Sent from my Galaxy Nexus using Tapatalk


----------



## chefb (Sep 4, 2011)

yeah but all i get is some samuri ........asian something so i thought i could just ask


----------



## pmoradi2002 (Jan 7, 2012)

http://lmgtfy.com/?q=android+kang


----------



## brkshr (Jun 16, 2011)

urban dictionary... basically means using someone else's code. Mostly without permission or without acknologement, but now everyone uses the term loosly, to mean they are using someone elses idea.


----------



## custompcs (Oct 8, 2011)

I think it means, stolen code/programming being redistributed

Sent from my Galaxy Nexus using RootzWiki


----------



## T.J. (Jan 11, 2012)

Basically what they are saying, its like borrowing/stealing someones work and giving or not giving them credit. TBH I never read the credits section anyways. I read features and fixes and whats works/bugs. I couldnt care less who's code they used, all I want is a good, fast rom that is themed good that can be used as a daily driver.

Kanging can lead to nerd drama if not done properly.


----------



## ElectroFetish (Sep 2, 2011)




----------



## droidrage729 (Jun 17, 2011)

Yea someone kanged my car a few years ago.


----------



## niminum (Jul 28, 2011)

droidrage729 said:


> Yea someone kanged my car a few years ago.


lol! Sorry 2 hear that.

Sent from my Galaxy Nexus using Tapatalk


----------



## SpinningHook (Jun 15, 2011)

droidrage729 said:


> Yea someone kanged my car a few years ago.


They used it and didn't give you credit?


----------



## JBirdVegas (Jun 11, 2011)

SpinningHook said:


> They used it and didn't give you credit?

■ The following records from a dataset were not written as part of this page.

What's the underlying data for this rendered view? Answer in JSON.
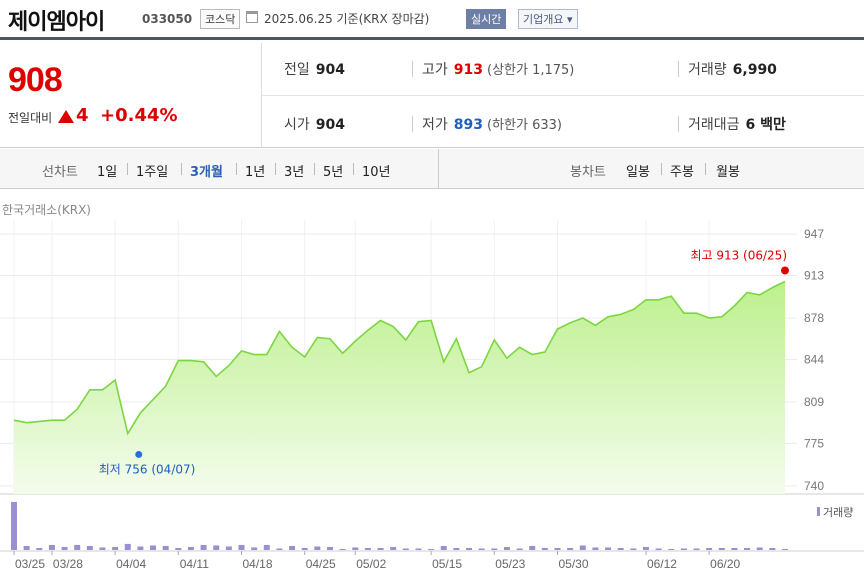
{
  "header": {
    "stock_name": "제이엠아이",
    "code": "033050",
    "market": "코스닥",
    "date_text": "2025.06.25 기준(KRX 장마감)",
    "realtime_label": "실시간",
    "company_info_label": "기업개요 ▾",
    "calendar_icon": "calendar-icon"
  },
  "price": {
    "current": "908",
    "change_label": "전일대비",
    "change_value": "4",
    "change_pct": "+0.44%",
    "colors": {
      "up": "#dd0000",
      "down": "#1e5fbf"
    }
  },
  "stats": {
    "prev_close_label": "전일",
    "prev_close": "904",
    "open_label": "시가",
    "open": "904",
    "high_label": "고가",
    "high": "913",
    "upper_limit_text": "(상한가 1,175)",
    "low_label": "저가",
    "low": "893",
    "lower_limit_text": "(하한가 633)",
    "volume_label": "거래량",
    "volume": "6,990",
    "amount_label": "거래대금",
    "amount": "6 백만"
  },
  "periods": {
    "line_label": "선차트",
    "line_items": [
      "1일",
      "1주일",
      "3개월",
      "1년",
      "3년",
      "5년",
      "10년"
    ],
    "selected": "3개월",
    "candle_label": "봉차트",
    "candle_items": [
      "일봉",
      "주봉",
      "월봉"
    ]
  },
  "chart_data": {
    "type": "area",
    "exchange_label": "한국거래소(KRX)",
    "y_ticks": [
      740,
      775,
      809,
      844,
      878,
      913,
      947
    ],
    "ylim": [
      735,
      952
    ],
    "x_tick_labels": [
      "03/25",
      "03/28",
      "04/04",
      "04/11",
      "04/18",
      "04/25",
      "05/02",
      "05/15",
      "05/23",
      "05/30",
      "06/12",
      "06/20"
    ],
    "x_tick_index": [
      0,
      3,
      8,
      13,
      18,
      23,
      27,
      33,
      38,
      43,
      50,
      55
    ],
    "prices": [
      794,
      792,
      793,
      794,
      794,
      803,
      819,
      819,
      827,
      783,
      800,
      811,
      822,
      843,
      843,
      842,
      830,
      839,
      851,
      848,
      848,
      867,
      854,
      846,
      862,
      861,
      849,
      859,
      868,
      876,
      871,
      860,
      875,
      876,
      842,
      861,
      833,
      838,
      860,
      845,
      854,
      848,
      850,
      869,
      874,
      878,
      872,
      879,
      881,
      885,
      893,
      893,
      896,
      882,
      882,
      878,
      879,
      888,
      899,
      897,
      903,
      908
    ],
    "volumes": [
      95,
      8,
      4,
      10,
      6,
      10,
      8,
      5,
      6,
      12,
      7,
      9,
      8,
      4,
      6,
      10,
      9,
      7,
      10,
      5,
      10,
      3,
      8,
      4,
      7,
      6,
      2,
      5,
      4,
      4,
      6,
      3,
      3,
      2,
      8,
      4,
      4,
      3,
      3,
      6,
      3,
      8,
      4,
      4,
      4,
      9,
      5,
      5,
      4,
      3,
      6,
      3,
      2,
      3,
      3,
      4,
      4,
      4,
      4,
      5,
      4,
      2
    ],
    "high_annotation": "최고 913 (06/25)",
    "low_annotation": "최저 756 (04/07)",
    "high_value": 913,
    "low_value": 756,
    "high_index": 61,
    "low_index": 9,
    "volume_legend": "거래량",
    "colors": {
      "line": "#7cd640",
      "fill_top": "#bdf08e",
      "fill_bottom": "#f4fcec",
      "volume": "#9b90cf",
      "high_dot": "#e00000",
      "low_dot": "#2a6fd6"
    }
  }
}
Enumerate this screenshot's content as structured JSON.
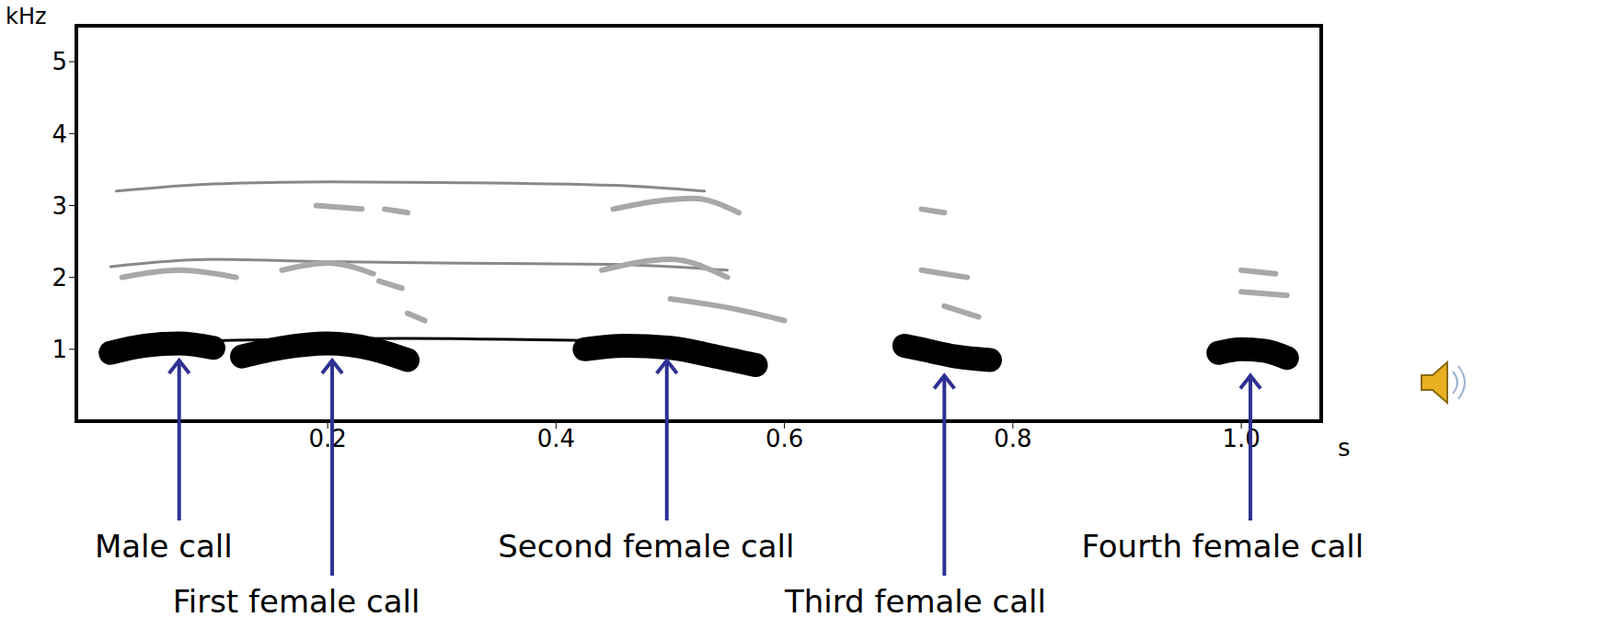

Usage: Wife kanged my car this morning without even a kiss.


----------



## SpinningHook (Jun 15, 2011)

[sub]Kanging all her shoes will teach her.[/sub]


----------



## mike dee (Jul 5, 2011)

No, you're all wrong -- Kang is one of the aliens from The Simpsons' Halloween Specials!!


----------



## ElectroFetish (Sep 2, 2011)

mike dee said:


> No, you're all wrong -- Kang is one of the aliens from The Simpsons' Halloween Specials!!


didn't you see that picture i posted? lol it's on the 1st page.


----------



## jhankg (Nov 14, 2011)

Rick James, super freak
She got that wet-wet: now that's a super leak
Tell your baby daddy that he's super weak
Kanged your girl last night: it only took a week


----------



## DaFatMack (Jul 9, 2011)

TheBiles said:


> Have you seen the word "Google?"
> 
> Sent from my Galaxy Nexus using Tapatalk


REALLY? Its funny how some people take the time to be a smart tushy instead of answering or ignoreing the question. You should know by now that there always going to be some noob questions here and there


----------



## iphone_quiter (Dec 20, 2011)

TheBiles said:


> Have you seen the word "Google?"
> 
> Sent from my Galaxy Nexus using Tapatalk


LOL this is exactly why I didn't ask this very question a couple weeks ago.

OP what's your problem? Why don't you know everything? Damn! :rollingeyes:


----------



## T.J. (Jan 11, 2012)

DaFatMack said:


> REALLY? Its funny how some people take the time to be a smart tushy instead of answering or ignoreing the question. You should know by now that there always going to be some noob questions here and there


Actually it is a good answer. most of lifes problems can be solved with google.


----------



## mike dee (Jul 5, 2011)

ElectroFetish said:


> didn't you see that picture i posted? lol it's on the 1st page.


Oh, no I didnt, for some reason the image in your post isn't showing up on my tablet. Great minds think alike, I guess. ;-)


----------



## Brenardo (Jul 18, 2011)

TheBiles said:


> Have you seen the word "Google?"
> 
> Sent from my Galaxy Nexus using Tapatalk


Have you ever heard of respect or decency? In the time it took you to type that snide tushy remark you could have answered his damn question.

I despise when people like you get off thinking you are so cool for knowing something someone else doesn't...

This type of assholeishness should not be tolerated

Sent from my Xoom using RootzWiki


----------



## Droidx316 (Jun 21, 2011)

Brenardo said:


> Have you ever heard of respect or decency? In the time it took you to type that snide tushy remark you could have answered his damn question.
> 
> I despise when people like you get off thinking you are so cool for knowing something someone else doesn't...
> 
> ...


 this

Sent from my Galaxy Nexus using Tapatalk


----------



## cj250mills (Jan 5, 2012)

Brenardo said:


> Have you ever heard of respect or decency? In the time it took you to type that snide tushy remark you could have answered his damn question.
> 
> I despise when people like you get off thinking you are so cool for knowing something someone else doesn't...
> 
> ...


 yes.

Sent from my Galaxy Nexus using Tapatalk


----------



## SyNiK4L (Jun 7, 2011)

kang can be stolen but it can also be a rom that they admit that they used other peoples code and credit them and then change a few things..where the term [kang]cm9 or whatever is okay....because they arent taking full credit for the product they release


----------



## Agent_Cooper (Dec 21, 2011)

i searched and found the answer to my question! thanks, rootzwiki!


----------